Import-Csv ~/Employeeswithtabs.csv -Delimiter "`t"
The output looks much better now. Import-Csv
is now looking for tabs as field delimiters instead of commas and is parsing the CSV file correctly.
To round out this demo, let’s now cover one more scenario; CSVs with no headers. Maybe you’ve been sent a CSV file from some ancient HR database with no headers that looks something like this.

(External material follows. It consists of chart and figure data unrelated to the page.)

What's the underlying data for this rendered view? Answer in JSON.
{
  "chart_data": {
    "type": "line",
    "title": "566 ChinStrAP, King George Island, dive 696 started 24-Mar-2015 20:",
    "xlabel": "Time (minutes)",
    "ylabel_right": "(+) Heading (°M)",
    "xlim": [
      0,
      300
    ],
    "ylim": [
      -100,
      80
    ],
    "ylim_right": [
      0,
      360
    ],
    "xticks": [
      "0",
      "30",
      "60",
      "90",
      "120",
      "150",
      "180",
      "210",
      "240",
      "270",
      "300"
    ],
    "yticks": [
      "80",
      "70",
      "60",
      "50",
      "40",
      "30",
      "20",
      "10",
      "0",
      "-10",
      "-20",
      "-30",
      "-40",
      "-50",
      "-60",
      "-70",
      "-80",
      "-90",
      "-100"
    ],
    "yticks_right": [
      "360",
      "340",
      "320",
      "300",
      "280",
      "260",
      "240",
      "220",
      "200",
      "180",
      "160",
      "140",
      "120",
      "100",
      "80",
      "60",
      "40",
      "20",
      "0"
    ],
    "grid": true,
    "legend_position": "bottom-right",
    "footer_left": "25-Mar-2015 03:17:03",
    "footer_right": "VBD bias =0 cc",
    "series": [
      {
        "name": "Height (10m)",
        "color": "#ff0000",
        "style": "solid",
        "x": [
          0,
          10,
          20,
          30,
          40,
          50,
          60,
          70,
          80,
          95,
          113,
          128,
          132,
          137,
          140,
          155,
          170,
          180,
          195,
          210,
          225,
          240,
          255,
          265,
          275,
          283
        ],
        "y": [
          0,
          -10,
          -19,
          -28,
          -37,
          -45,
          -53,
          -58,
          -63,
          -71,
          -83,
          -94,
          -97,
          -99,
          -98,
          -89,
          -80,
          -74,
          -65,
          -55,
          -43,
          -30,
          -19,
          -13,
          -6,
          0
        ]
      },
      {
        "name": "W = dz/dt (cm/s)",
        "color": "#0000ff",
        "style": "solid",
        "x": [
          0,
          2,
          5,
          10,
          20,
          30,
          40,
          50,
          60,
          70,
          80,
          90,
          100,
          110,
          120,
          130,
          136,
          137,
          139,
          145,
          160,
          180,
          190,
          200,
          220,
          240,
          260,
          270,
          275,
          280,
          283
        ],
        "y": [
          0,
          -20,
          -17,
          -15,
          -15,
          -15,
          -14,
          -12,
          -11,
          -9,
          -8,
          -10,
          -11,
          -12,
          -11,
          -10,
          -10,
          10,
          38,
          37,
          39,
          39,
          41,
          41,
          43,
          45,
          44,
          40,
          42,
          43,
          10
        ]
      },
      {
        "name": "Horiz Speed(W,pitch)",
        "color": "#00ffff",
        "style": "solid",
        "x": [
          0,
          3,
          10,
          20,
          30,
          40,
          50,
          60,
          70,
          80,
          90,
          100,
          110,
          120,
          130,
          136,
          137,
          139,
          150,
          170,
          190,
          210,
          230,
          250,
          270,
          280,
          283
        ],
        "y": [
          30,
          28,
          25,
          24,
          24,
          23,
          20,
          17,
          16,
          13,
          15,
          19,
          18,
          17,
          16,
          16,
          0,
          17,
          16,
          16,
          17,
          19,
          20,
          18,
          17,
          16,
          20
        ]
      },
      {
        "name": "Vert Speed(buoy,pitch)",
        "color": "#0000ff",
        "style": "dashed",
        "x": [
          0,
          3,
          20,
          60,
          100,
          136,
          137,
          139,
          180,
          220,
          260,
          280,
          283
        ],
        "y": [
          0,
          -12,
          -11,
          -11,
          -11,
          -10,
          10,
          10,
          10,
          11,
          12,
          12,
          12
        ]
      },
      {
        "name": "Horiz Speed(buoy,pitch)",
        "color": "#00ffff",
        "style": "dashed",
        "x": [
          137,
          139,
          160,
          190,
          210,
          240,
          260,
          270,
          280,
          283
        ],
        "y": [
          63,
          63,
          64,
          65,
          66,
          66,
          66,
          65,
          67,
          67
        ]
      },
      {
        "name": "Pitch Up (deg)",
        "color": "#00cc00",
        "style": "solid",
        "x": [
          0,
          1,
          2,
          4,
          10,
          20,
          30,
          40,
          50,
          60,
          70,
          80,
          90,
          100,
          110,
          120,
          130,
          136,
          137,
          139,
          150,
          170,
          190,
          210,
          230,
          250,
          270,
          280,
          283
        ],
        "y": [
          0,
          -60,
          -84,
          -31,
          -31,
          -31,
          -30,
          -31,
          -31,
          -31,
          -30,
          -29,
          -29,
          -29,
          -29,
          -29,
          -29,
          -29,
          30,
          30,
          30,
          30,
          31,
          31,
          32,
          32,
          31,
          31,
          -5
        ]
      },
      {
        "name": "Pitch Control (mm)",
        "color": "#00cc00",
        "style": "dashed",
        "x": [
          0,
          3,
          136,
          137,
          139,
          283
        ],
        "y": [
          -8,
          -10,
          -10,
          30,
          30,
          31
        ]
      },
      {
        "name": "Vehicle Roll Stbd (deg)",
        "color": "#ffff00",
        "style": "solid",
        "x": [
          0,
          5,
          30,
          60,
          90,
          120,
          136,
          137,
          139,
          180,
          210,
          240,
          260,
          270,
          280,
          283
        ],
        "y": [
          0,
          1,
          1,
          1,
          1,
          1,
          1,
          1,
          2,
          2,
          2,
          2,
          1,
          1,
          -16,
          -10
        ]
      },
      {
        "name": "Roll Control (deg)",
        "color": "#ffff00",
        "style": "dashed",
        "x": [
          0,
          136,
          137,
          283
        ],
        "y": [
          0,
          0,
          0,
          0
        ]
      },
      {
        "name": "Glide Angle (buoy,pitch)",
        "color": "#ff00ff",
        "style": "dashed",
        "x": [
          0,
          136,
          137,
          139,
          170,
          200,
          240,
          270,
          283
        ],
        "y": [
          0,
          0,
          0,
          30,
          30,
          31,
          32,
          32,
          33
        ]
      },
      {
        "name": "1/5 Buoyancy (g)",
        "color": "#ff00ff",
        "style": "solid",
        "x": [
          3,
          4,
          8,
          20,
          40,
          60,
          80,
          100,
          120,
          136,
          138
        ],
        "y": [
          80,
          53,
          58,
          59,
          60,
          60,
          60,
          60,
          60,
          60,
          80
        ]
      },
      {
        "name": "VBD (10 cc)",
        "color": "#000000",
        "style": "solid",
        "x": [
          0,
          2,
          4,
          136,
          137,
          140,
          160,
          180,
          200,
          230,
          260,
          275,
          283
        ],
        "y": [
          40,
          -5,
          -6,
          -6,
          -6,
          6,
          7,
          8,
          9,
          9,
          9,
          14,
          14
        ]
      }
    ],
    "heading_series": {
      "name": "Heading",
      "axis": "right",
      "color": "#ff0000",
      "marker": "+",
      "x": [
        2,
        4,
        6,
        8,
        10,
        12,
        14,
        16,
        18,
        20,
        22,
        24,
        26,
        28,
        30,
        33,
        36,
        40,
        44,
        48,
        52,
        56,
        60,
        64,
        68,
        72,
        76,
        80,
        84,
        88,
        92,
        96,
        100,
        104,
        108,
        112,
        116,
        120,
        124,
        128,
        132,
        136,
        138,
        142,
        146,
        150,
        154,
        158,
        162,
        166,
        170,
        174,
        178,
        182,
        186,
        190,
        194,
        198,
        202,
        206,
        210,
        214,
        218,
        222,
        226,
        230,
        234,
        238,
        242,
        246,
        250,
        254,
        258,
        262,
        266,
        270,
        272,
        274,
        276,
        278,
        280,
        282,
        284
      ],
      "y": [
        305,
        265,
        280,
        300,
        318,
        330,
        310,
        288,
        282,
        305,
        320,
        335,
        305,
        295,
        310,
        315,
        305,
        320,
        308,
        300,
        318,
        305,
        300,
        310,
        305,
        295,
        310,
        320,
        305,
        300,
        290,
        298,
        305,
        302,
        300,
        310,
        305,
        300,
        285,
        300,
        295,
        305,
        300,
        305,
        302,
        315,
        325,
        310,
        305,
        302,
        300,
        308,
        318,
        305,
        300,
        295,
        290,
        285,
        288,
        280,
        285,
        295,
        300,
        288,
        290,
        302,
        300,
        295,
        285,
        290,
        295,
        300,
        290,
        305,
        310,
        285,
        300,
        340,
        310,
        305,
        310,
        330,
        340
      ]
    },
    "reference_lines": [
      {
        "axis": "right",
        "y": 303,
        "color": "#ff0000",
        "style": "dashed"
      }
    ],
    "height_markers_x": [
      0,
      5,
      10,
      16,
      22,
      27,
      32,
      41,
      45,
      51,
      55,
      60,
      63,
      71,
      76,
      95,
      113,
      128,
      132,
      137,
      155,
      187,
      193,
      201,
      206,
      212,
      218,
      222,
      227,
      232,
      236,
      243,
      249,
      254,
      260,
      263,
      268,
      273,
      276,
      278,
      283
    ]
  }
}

Get-Content -Path ~Employees-noheaders.csv
When you attempt to read the CSV with Import-Csv
, this is what happens.
Import-Csv -Path ~Employees-noheaders.csv
Import-Csv
has no field names to associate with values, so it uses the top row as headers and makes them property names. This isn't right. You could modify the CSV and add headers that way, but I always prefer to leave the files unchanged as much as possible. For Import-Csv
to have valid headers, use the Header
parameter.
Import-Csv -Path ~Employees-noheaders.csv -Header 'FirstName','LastName','Address','City','State'
Much better! When you use the Header
parameter and specify a comma-delimited list, Import-Csv
uses that set of values from left to right as field names rather than the first row of the CSV file. This parameter allows you to parse CSV files with no headers without modifying the original file.
You should now be on your way to a much better experience reading CSV files with PowerShell!